Laziness is a social malady, spawned by our system, which is in itself a stimulus to laziness. It assures all riches, all the pleasures of life to those who work the least possible - the idle rich parasites. Laziness also develops from the intolerable conditions of forced and excessive labour in unhealthy factories. How can people work with enthusiasm when they know that their work will go to the enrichment of others? When the producers know that the products of their work will belong to them they will throw overboard the old repugnance which forced drudgery engenders in them. Work well regulated and fairly apportioned will become attractive. It will become a joy and a pleasure, and this is because work is necessary for the physical and mental well-being of the individual. Altruism/co-operation/communism, call it as you will, is basically the "we" and the "us" versus the egotistical bourgeois, "I" and the "me". "All against all" would properly express capitalist values.

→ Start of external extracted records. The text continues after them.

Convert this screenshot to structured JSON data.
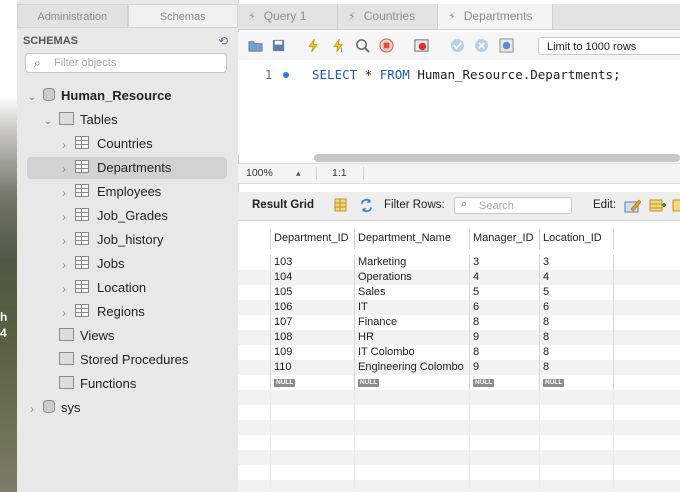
{
  "desktop": {
    "fragment1": "h",
    "fragment2": "4"
  },
  "sidebar": {
    "tabs": [
      {
        "label": "Administration"
      },
      {
        "label": "Schemas"
      }
    ],
    "header": "SCHEMAS",
    "filter_placeholder": "Filter objects",
    "schema_name": "Human_Resource",
    "tables_label": "Tables",
    "tables": [
      "Countries",
      "Departments",
      "Employees",
      "Job_Grades",
      "Job_history",
      "Jobs",
      "Location",
      "Regions"
    ],
    "selected_table": "Departments",
    "other_nodes": [
      "Views",
      "Stored Procedures",
      "Functions"
    ],
    "other_schema": "sys"
  },
  "tabs": [
    {
      "label": "Query 1"
    },
    {
      "label": "Countries"
    },
    {
      "label": "Departments",
      "active": true
    }
  ],
  "toolbar": {
    "limit_label": "Limit to 1000 rows"
  },
  "editor": {
    "line_number": "1",
    "sql_keyword1": "SELECT",
    "sql_star": " * ",
    "sql_keyword2": "FROM",
    "sql_rest": " Human_Resource.Departments;"
  },
  "status": {
    "zoom": "100%",
    "cursor": "1:1"
  },
  "result_bar": {
    "grid_label": "Result Grid",
    "filter_label": "Filter Rows:",
    "search_placeholder": "Search",
    "edit_label": "Edit:"
  },
  "grid": {
    "columns": [
      "Department_ID",
      "Department_Name",
      "Manager_ID",
      "Location_ID"
    ],
    "rows": [
      [
        "103",
        "Marketing",
        "3",
        "3"
      ],
      [
        "104",
        "Operations",
        "4",
        "4"
      ],
      [
        "105",
        "Sales",
        "5",
        "5"
      ],
      [
        "106",
        "IT",
        "6",
        "6"
      ],
      [
        "107",
        "Finance",
        "8",
        "8"
      ],
      [
        "108",
        "HR",
        "9",
        "8"
      ],
      [
        "109",
        "IT Colombo",
        "8",
        "8"
      ],
      [
        "110",
        "Engineering Colombo",
        "9",
        "8"
      ]
    ],
    "null_label": "NULL"
  },
  "colors": {
    "keyword": "#2458c8",
    "selection": "#d2d2d2",
    "accent": "#2f7fd6"
  }
}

Socialism does not depend on some miraculous change in human nature. Thirsty men will fight tooth and nail for a drink of water in a desert. But if they are up to their waist in water they may have a thousand differences among themselves, but they will not even dream of fighting for a drink. A dozen men in a prison cell with only one tiny window may trample over each other in the fight to get to that tiny source of fresh air. But outside, who ever thinks of fighting for air to breathe, or for more air than the next man? Announce a shortage of bread, and immediately a long line will form, with everyone racing to get there first. But if everyone knew that there is an ample supply of bread today, and there will be just as large a supply tomorrow and the next day, there would be no line, no race, no conflict; nobody would try to hoard an extra loaf in order to make sure of eating the next day. If society could assure everyone of as ample and constant a supply of bread as there is of air, why would anyone need or want a greater right to buy bread than his neighbor? Bread is used here only as the simplest illustration. But the same applies to all other foods, to clothing, to shelter, to transport.
Capitalism cannot exist without the working-class. It is the working-class which sets in motion the machine. As soon as the proletariat becomes conscious of this fact it will begin to revolt against a state of things. Socialism is very simple. A small minority of rich people exploit the mass of poor people, those who produced the wealth of the world. If we, the vast majority, got ourselves organised, we can take the wealth into our hands, along with the means to produce it. Then with rational planning all major problems of social life can be resolved to the satisfaction of all.